McMaster researcher to “clean” big data

Researcher: Fei Chiang, McMaster University
Project title: A Dynamic and Scalable Data Cleaning System for Watson Analytics
Industry Partner: IBM
Supported by: IBM Canada Ltd., IBM Canada Ltd., SOSCIP, OCE, IBM Canada Ltd., NSERC

Cybersecurity Digital Media

In today’s age of information, big data plays a crucial role in the decision-making process for many organizations, a fact that is likely to increase in the years to come as organizations struggle to remain competitive. According to a survey released by PwC Canada in 2016, at least 33% of organizations already define themselves as “highly data-driven.”[i]

Big data can lend many insights that give an organization an edge in the global marketplace. It can inform decisions that can improve profit margins and help leaders better understand patients, customers and employees, and improve inefficient and costly processes.

Data, however, can also be rife with errors, duplications, inconsistencies and incomplete information. That’s where Fei Chiang and her team comes in. Chiang is an assistant professor in the Department of Computing and Software, Faculty of Engineering at McMaster University. Funded as part of the OCE-SOSCIP Smart Computing R&D Challenge, a collaboration between OCE, NSERC and SOSCIP to provide $7.5M in funding to SOSCIP projects, her SOSCIP project involves working on improving data quality to achieve trusted and accurate results from data analysis tasks.

“Poor data quality costs businesses and organizations millions of dollars a year in operational inefficiencies, poor decision-making and wasted time,” she explained.

“Real data often contains missing, duplicate, inconsistent and empty values. The currency and timeliness of data is also important as many decisions need to be made with the most recent data.”

Chiang is working with IBM to improve the data quality metrics in Watson Analytics, IBM’s cloud-based data analytics platform. The first step is to build a set of detailed quality metrics that provide in-depth information on the data quality problems. The metrics are aggregated to provide customized data quality scores to users based on their data analysis task.

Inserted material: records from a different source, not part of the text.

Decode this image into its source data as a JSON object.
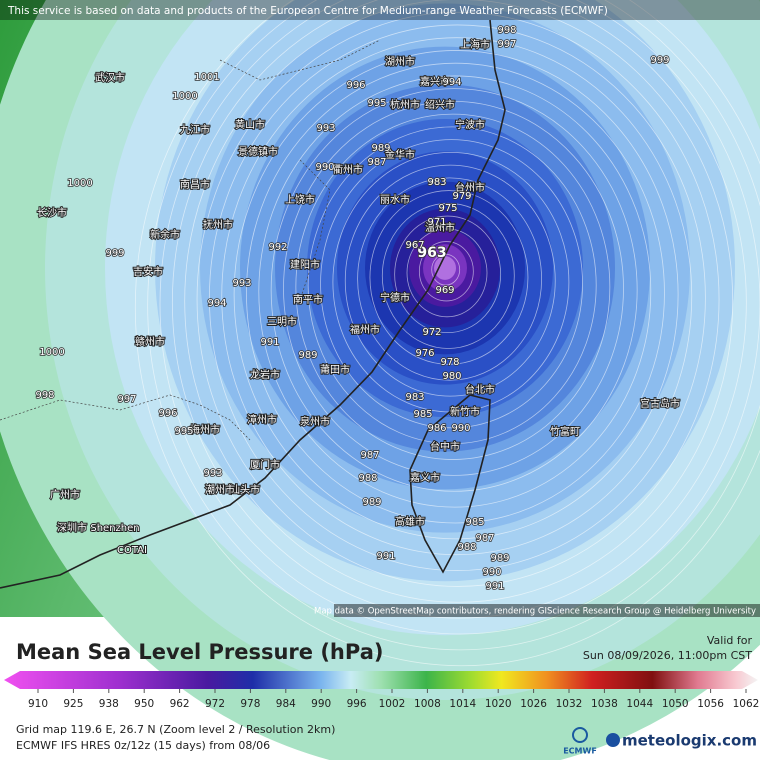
{
  "header": {
    "attribution": "This service is based on data and products of the European Centre for Medium-range Weather Forecasts (ECMWF)"
  },
  "map": {
    "credit": "Map data © OpenStreetMap contributors, rendering GIScience Research Group @ Heidelberg University",
    "place_labels": [
      "湖州市",
      "上海市",
      "嘉兴市",
      "杭州市",
      "宁波市",
      "绍兴市",
      "金华市",
      "台州市",
      "温州市",
      "丽水市",
      "衢州市",
      "宁德市",
      "福州市",
      "莆田市",
      "泉州市",
      "厦门市",
      "漳州市",
      "龙岩市",
      "三明市",
      "南平市",
      "建阳市",
      "上饶市",
      "景德镇市",
      "南昌市",
      "九江市",
      "武汉市",
      "长沙市",
      "新余市",
      "吉安市",
      "赣州市",
      "抚州市",
      "梅州市",
      "汕头市",
      "潮州市",
      "广州市",
      "深圳市",
      "Shenzhen",
      "COTAI",
      "台北市",
      "新竹市",
      "台中市",
      "嘉义市",
      "高雄市",
      "竹富町",
      "宫古岛市",
      "黄山市"
    ],
    "isobar_labels": [
      963,
      983,
      979,
      975,
      971,
      967,
      969,
      972,
      976,
      978,
      980,
      983,
      985,
      986,
      990,
      987,
      988,
      989,
      991,
      985,
      987,
      988,
      989,
      990,
      991,
      993,
      992,
      993,
      994,
      991,
      989,
      996,
      995,
      993,
      997,
      998,
      1000,
      999,
      998,
      997,
      996,
      995,
      994,
      990,
      987,
      989,
      1000,
      1001,
      999,
      1000
    ]
  },
  "legend": {
    "title": "Mean Sea Level Pressure (hPa)",
    "valid_label": "Valid for",
    "valid_time": "Sun 08/09/2026, 11:00pm CST",
    "scale_ticks": [
      910,
      925,
      938,
      950,
      962,
      972,
      978,
      984,
      990,
      996,
      1002,
      1008,
      1014,
      1020,
      1026,
      1032,
      1038,
      1044,
      1050,
      1056,
      1062
    ]
  },
  "footer": {
    "grid_info": "Grid map 119.6 E, 26.7 N (Zoom level 2 / Resolution 2km)",
    "model_info": "ECMWF IFS HRES 0z/12z (15 days) from 08/06"
  },
  "branding": {
    "ecmwf": "ECMWF",
    "site": "meteologix.com"
  }
}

When the research is completed, the aim is to provide organizations with a means of “cleaning” their data, a process which could take weeks to months. Chiang’s research could trim that time down to days, saving the organization money and vital time needed to make big decisions in a fast-paced marketplace.

The research also provides valuable hands-on training for data scientists, which represents a significant gap in the Canadian market.

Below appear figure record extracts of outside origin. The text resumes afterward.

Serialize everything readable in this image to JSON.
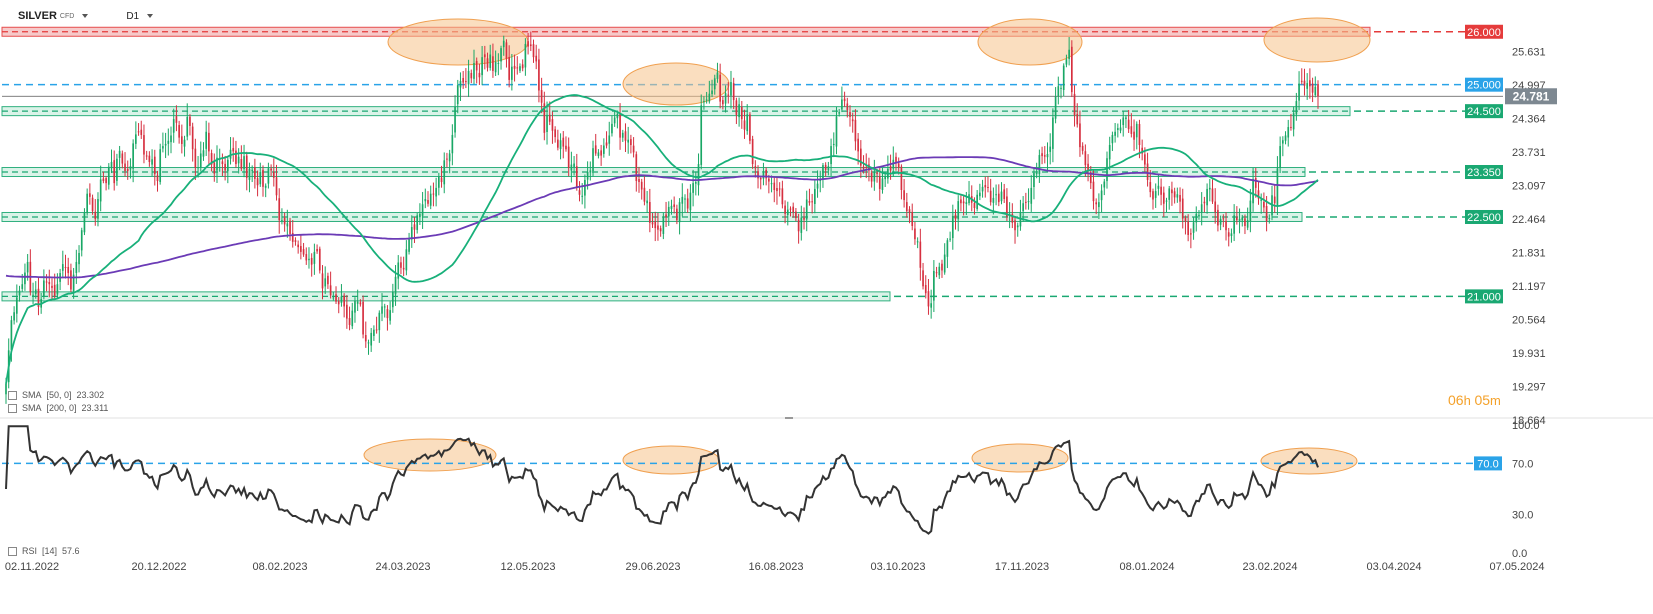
{
  "toolbar": {
    "symbol": "SILVER",
    "symbol_type": "CFD",
    "timeframe": "D1"
  },
  "timer": {
    "hours": "06",
    "h_unit": "h",
    "minutes": "05",
    "m_unit": "m"
  },
  "colors": {
    "up": "#19a765",
    "down": "#d62f3f",
    "sma50": "#18b07a",
    "sma200": "#6b3bb6",
    "level_blue": "#2aa3e8",
    "level_green": "#1aa872",
    "level_red": "#e53b3b",
    "highlight": "#f6c38a",
    "rsi": "#333333"
  },
  "chart_data": [
    {
      "type": "candlestick",
      "x_tick_labels": [
        "02.11.2022",
        "20.12.2022",
        "08.02.2023",
        "24.03.2023",
        "12.05.2023",
        "29.06.2023",
        "16.08.2023",
        "03.10.2023",
        "17.11.2023",
        "08.01.2024",
        "23.02.2024",
        "03.04.2024",
        "07.05.2024"
      ],
      "y_ticks": [
        25.631,
        24.997,
        24.364,
        23.731,
        23.097,
        22.464,
        21.831,
        21.197,
        20.564,
        19.931,
        19.297,
        18.664
      ],
      "ylim": [
        18.664,
        26.26
      ],
      "current_price": 24.781,
      "levels": [
        {
          "label": "26.000",
          "value": 26.0,
          "color": "red"
        },
        {
          "label": "25.000",
          "value": 25.0,
          "color": "blue"
        },
        {
          "label": "24.500",
          "value": 24.5,
          "color": "green"
        },
        {
          "label": "23.350",
          "value": 23.35,
          "color": "green"
        },
        {
          "label": "22.500",
          "value": 22.5,
          "color": "green"
        },
        {
          "label": "21.000",
          "value": 21.0,
          "color": "green"
        }
      ],
      "indicators": [
        {
          "label": "SMA",
          "params": "[50, 0]",
          "value": "23.302"
        },
        {
          "label": "SMA",
          "params": "[200, 0]",
          "value": "23.311"
        }
      ],
      "series_close": [
        19.35,
        19.98,
        20.55,
        20.7,
        20.98,
        21.11,
        21.23,
        21.45,
        21.65,
        21.08,
        21.03,
        21.13,
        20.8,
        20.95,
        21.3,
        21.28,
        21.23,
        21.16,
        21.01,
        21.23,
        21.44,
        21.61,
        21.54,
        21.44,
        21.13,
        21.41,
        21.65,
        21.82,
        22.25,
        22.59,
        22.94,
        22.88,
        22.61,
        22.46,
        22.84,
        23.21,
        23.18,
        23.14,
        23.45,
        23.54,
        23.14,
        23.6,
        23.75,
        23.51,
        23.37,
        23.37,
        23.46,
        23.89,
        24.06,
        24.1,
        24.05,
        23.68,
        23.66,
        23.54,
        23.59,
        23.31,
        23.18,
        23.78,
        23.84,
        23.88,
        23.94,
        24.04,
        24.35,
        24.28,
        24.0,
        23.88,
        23.96,
        24.39,
        24.22,
        23.78,
        23.43,
        23.44,
        23.7,
        23.76,
        24.11,
        23.74,
        23.49,
        23.32,
        23.62,
        23.6,
        23.5,
        23.38,
        23.58,
        23.77,
        23.74,
        23.5,
        23.64,
        23.41,
        23.65,
        23.24,
        23.41,
        23.39,
        23.22,
        23.1,
        23.35,
        23.07,
        23.09,
        23.42,
        23.38,
        23.24,
        22.91,
        22.44,
        22.44,
        22.36,
        22.38,
        22.18,
        22.03,
        22.03,
        21.93,
        21.84,
        21.79,
        21.68,
        21.71,
        21.6,
        21.84,
        21.85,
        21.49,
        21.15,
        21.34,
        21.23,
        21.02,
        20.98,
        20.9,
        20.85,
        21.0,
        20.81,
        20.58,
        20.46,
        20.73,
        20.91,
        20.9,
        20.85,
        20.28,
        20.15,
        20.13,
        20.31,
        20.37,
        20.36,
        20.69,
        20.81,
        20.81,
        20.59,
        20.74,
        21.09,
        21.37,
        21.64,
        21.54,
        21.51,
        21.89,
        22.09,
        22.31,
        22.26,
        22.53,
        22.56,
        22.74,
        22.84,
        22.75,
        22.94,
        22.94,
        23.05,
        23.26,
        23.16,
        23.57,
        23.59,
        23.7,
        24.05,
        24.58,
        24.99,
        25.07,
        25.04,
        25.05,
        25.26,
        25.12,
        25.41,
        25.27,
        25.14,
        25.52,
        25.52,
        25.32,
        25.57,
        25.26,
        25.43,
        25.41,
        25.69,
        25.83,
        25.49,
        25.09,
        25.34,
        25.3,
        25.32,
        25.35,
        25.31,
        25.77,
        25.72,
        25.73,
        25.52,
        25.44,
        24.89,
        24.66,
        24.09,
        24.43,
        24.3,
        24.13,
        24.01,
        23.81,
        23.95,
        23.83,
        23.78,
        23.43,
        23.49,
        23.51,
        23.06,
        22.92,
        22.9,
        23.2,
        23.35,
        23.38,
        23.8,
        23.7,
        23.72,
        23.66,
        23.85,
        23.85,
        24.04,
        24.26,
        24.38,
        24.45,
        24.0,
        24.09,
        23.94,
        23.96,
        23.86,
        23.72,
        23.18,
        23.16,
        23.02,
        22.79,
        22.81,
        22.39,
        22.36,
        22.29,
        22.26,
        22.23,
        22.49,
        22.5,
        22.69,
        22.71,
        22.69,
        22.44,
        22.78,
        22.88,
        22.85,
        22.66,
        22.96,
        23.14,
        23.16,
        23.5,
        24.61,
        24.69,
        24.72,
        24.83,
        24.89,
        25.12,
        25.23,
        24.68,
        24.63,
        24.84,
        24.79,
        25.05,
        24.71,
        24.43,
        24.63,
        24.35,
        24.15,
        24.44,
        23.94,
        23.5,
        23.42,
        23.23,
        23.21,
        23.33,
        23.23,
        23.17,
        23.14,
        23.01,
        22.99,
        23.03,
        22.74,
        22.56,
        22.64,
        22.65,
        22.59,
        22.48,
        22.23,
        22.49,
        22.45,
        22.83,
        22.77,
        22.78,
        23.03,
        23.13,
        23.2,
        23.48,
        23.39,
        23.46,
        23.84,
        23.88,
        24.4,
        24.48,
        24.72,
        24.69,
        24.52,
        24.39,
        24.31,
        23.93,
        23.74,
        23.47,
        23.41,
        23.44,
        23.38,
        23.17,
        23.34,
        23.32,
        23.03,
        23.23,
        23.26,
        23.41,
        23.38,
        23.58,
        23.54,
        23.43,
        23.01,
        22.82,
        22.61,
        22.58,
        22.33,
        22.08,
        22.04,
        21.54,
        21.19,
        21.06,
        20.81,
        20.87,
        21.48,
        21.44,
        21.56,
        21.49,
        21.79,
        22.06,
        22.09,
        22.52,
        22.46,
        22.8,
        22.76,
        22.76,
        22.78,
        22.93,
        22.77,
        22.67,
        22.92,
        22.96,
        23.07,
        23.06,
        23.05,
        22.78,
        22.86,
        22.93,
        22.78,
        22.98,
        22.84,
        22.51,
        22.55,
        22.39,
        22.25,
        22.34,
        22.58,
        22.76,
        22.77,
        22.8,
        23.05,
        23.33,
        23.33,
        23.67,
        23.65,
        23.64,
        23.69,
        23.83,
        24.38,
        24.78,
        24.97,
        24.94,
        25.36,
        25.48,
        25.66,
        24.86,
        24.42,
        24.25,
        23.82,
        23.75,
        23.48,
        23.36,
        23.14,
        22.8,
        22.74,
        22.78,
        23.0,
        23.17,
        23.61,
        23.86,
        24.05,
        24.11,
        24.18,
        24.19,
        24.38,
        24.38,
        24.16,
        24.07,
        23.96,
        24.26,
        23.86,
        23.7,
        23.49,
        23.2,
        22.97,
        22.83,
        22.99,
        23.09,
        22.92,
        22.75,
        22.81,
        23.04,
        22.95,
        22.87,
        22.93,
        22.79,
        22.47,
        22.41,
        22.16,
        22.17,
        22.4,
        22.56,
        22.54,
        22.74,
        22.76,
        23.03,
        23.05,
        22.79,
        22.59,
        22.34,
        22.46,
        22.46,
        22.25,
        22.13,
        22.19,
        22.53,
        22.44,
        22.46,
        22.49,
        22.33,
        22.44,
        22.81,
        23.22,
        23.05,
        22.85,
        22.83,
        22.68,
        22.42,
        22.48,
        22.91,
        22.76,
        23.42,
        23.84,
        23.95,
        24.04,
        24.2,
        24.19,
        24.46,
        24.69,
        25.02,
        25.06,
        24.98,
        25.03,
        24.97,
        24.85,
        24.96,
        24.78
      ]
    },
    {
      "type": "line",
      "name": "RSI",
      "params": "[14]",
      "value": "57.6",
      "y_ticks": [
        100.0,
        70.0,
        30.0,
        0.0
      ],
      "ylim": [
        0,
        100
      ],
      "overbought": {
        "label": "70.0",
        "value": 70
      }
    }
  ]
}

One of those students is Yu Huang, a PhD student at McMaster. Huang is the lead developer in designing and testing algorithms.

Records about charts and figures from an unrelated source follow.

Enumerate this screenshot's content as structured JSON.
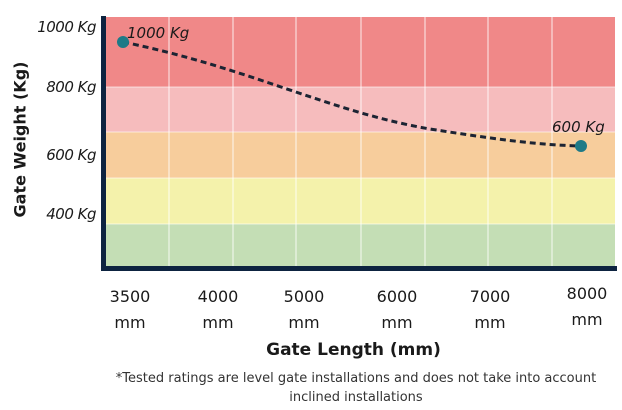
{
  "chart_data": {
    "type": "line",
    "title": "",
    "xlabel": "Gate Length (mm)",
    "ylabel": "Gate Weight (Kg)",
    "x_ticks": [
      {
        "value": "3500",
        "unit": "mm"
      },
      {
        "value": "4000",
        "unit": "mm"
      },
      {
        "value": "5000",
        "unit": "mm"
      },
      {
        "value": "6000",
        "unit": "mm"
      },
      {
        "value": "7000",
        "unit": "mm"
      },
      {
        "value": "8000",
        "unit": "mm"
      }
    ],
    "y_ticks": [
      "1000 Kg",
      "800 Kg",
      "600 Kg",
      "400 Kg"
    ],
    "points": [
      {
        "x": 3500,
        "y": 1000,
        "label": "1000 Kg"
      },
      {
        "x": 8000,
        "y": 600,
        "label": "600 Kg"
      }
    ],
    "line_style": "dashed",
    "grid": true,
    "bands_colors": [
      "#f08888",
      "#f6bcbd",
      "#f7cd9c",
      "#f4f2ab",
      "#c4deb5"
    ],
    "point_color": "#1f7a87",
    "axis_color": "#0d2340"
  },
  "footnote_line1": "*Tested ratings are level gate installations and does not take into account",
  "footnote_line2": "inclined installations"
}
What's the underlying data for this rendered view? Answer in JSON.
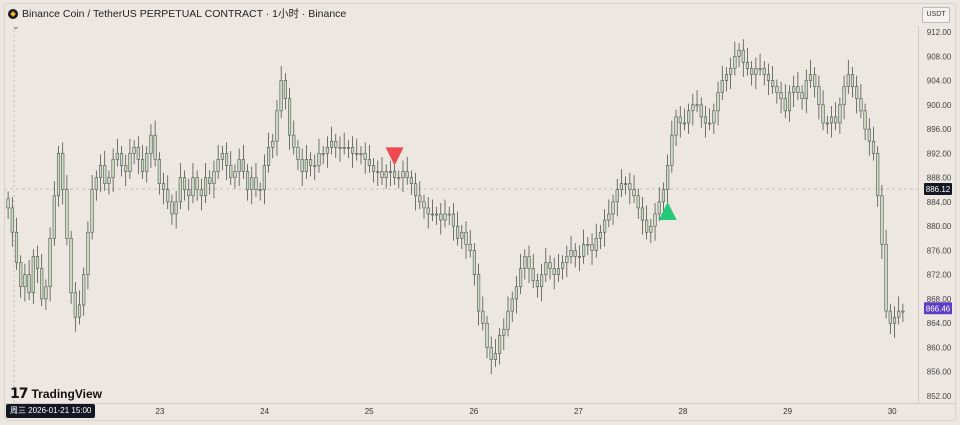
{
  "header": {
    "title": "Binance Coin / TetherUS PERPETUAL CONTRACT · 1小时 · Binance",
    "currency_button": "USDT",
    "collapse_icon": "chevron-down-icon"
  },
  "branding": {
    "logo_text": "TradingView",
    "logo_icon": "tradingview-logo-icon"
  },
  "crosshair_date": "周三  2026-01-21   15:00",
  "colors": {
    "background": "#ece8e1",
    "candle_up": "#c9dcc3",
    "candle_down": "#c9dcc3",
    "wick": "#3c3c3c",
    "sell_marker": "#f0484f",
    "buy_marker": "#26c97a",
    "current_price_tag": "#131722",
    "last_price_tag": "#5b3cc4"
  },
  "chart_data": {
    "type": "candlestick",
    "symbol": "BNB/USDT Perpetual",
    "interval": "1小时",
    "y_ticks": [
      912,
      908,
      904,
      900,
      896,
      892,
      888,
      884,
      880,
      876,
      872,
      868,
      864,
      860,
      856,
      852
    ],
    "ylim": [
      851,
      914
    ],
    "x_ticks": [
      "23",
      "24",
      "25",
      "26",
      "27",
      "28",
      "29",
      "30"
    ],
    "reference_price": "886.12",
    "last_price": "866.46",
    "close_path": [
      883,
      879,
      874,
      870,
      872,
      869,
      875,
      873,
      868,
      870,
      878,
      885,
      892,
      886,
      878,
      869,
      865,
      867,
      872,
      879,
      886,
      888,
      890,
      887,
      888,
      891,
      892,
      890,
      889,
      892,
      893,
      891,
      889,
      892,
      895,
      891,
      887,
      886,
      884,
      882,
      884,
      888,
      886,
      885,
      888,
      886,
      885,
      888,
      887,
      889,
      891,
      892,
      890,
      888,
      889,
      891,
      889,
      886,
      888,
      886,
      886,
      890,
      893,
      894,
      899,
      904,
      901,
      895,
      893,
      891,
      889,
      891,
      890,
      890,
      892,
      892,
      893,
      894,
      893,
      893,
      893,
      893,
      892,
      892,
      892,
      891,
      890,
      889,
      889,
      888,
      889,
      889,
      888,
      888,
      889,
      888,
      887,
      885,
      884,
      883,
      882,
      882,
      882,
      881,
      882,
      882,
      880,
      878,
      879,
      877,
      876,
      872,
      866,
      864,
      860,
      858,
      859,
      862,
      863,
      866,
      868,
      870,
      873,
      875,
      873,
      871,
      870,
      872,
      874,
      873,
      872,
      873,
      874,
      875,
      876,
      875,
      875,
      877,
      877,
      876,
      878,
      879,
      881,
      882,
      884,
      886,
      887,
      887,
      886,
      885,
      883,
      881,
      879,
      880,
      882,
      884,
      886,
      890,
      895,
      898,
      897,
      897,
      899,
      900,
      900,
      898,
      897,
      897,
      899,
      902,
      904,
      905,
      906,
      908,
      909,
      907,
      906,
      905,
      906,
      906,
      905,
      904,
      903,
      902,
      901,
      899,
      902,
      903,
      902,
      901,
      904,
      905,
      903,
      900,
      897,
      897,
      898,
      897,
      900,
      903,
      905,
      903,
      901,
      899,
      896,
      894,
      892,
      885,
      877,
      866,
      864,
      865,
      866,
      866
    ],
    "markers": [
      {
        "type": "sell",
        "index": 92,
        "price": 891.5
      },
      {
        "type": "buy",
        "index": 157,
        "price": 882.5
      }
    ]
  }
}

“I’m responsible for developing new data quality metrics that can help users better understand and correct their data quality problems, and exploring how our techniques can be incorporated with IBM software tools,” he explained.

Huang’s aspirations to become a data scientist are closer to fruition thanks to the strong technical and problem-solving skills he’s gained from the project. He’s hoping to apply those skills to meet the future needs of the private sector.

“I learned how to integrate state-of-the-art research with the needs of industry,” he explained.

The full team includes developers, software architects and statisticians from IBM labs in Ottawa, Chicago and Germany.

Chiang grew up in Toronto and studied computer science at UofT and the University of Waterloo.

In her spare time, she enjoys spending time with her family, travelling, and playing competitive tennis.

SOSCIP is a research and development consortium that pairs academic and industry researchers with advanced computing tools to fuel Canadian innovation.  SOSCIP supports projects that have the potential to have a considerable impact on the lives of Canadians, within areas such as water, cities, health and cybersecurity. The consortium includes 15 of Ontario’s most research-intensive academic institutions as well as Ontario Centres of Excellence and the IBM Canada Research and Development Centre.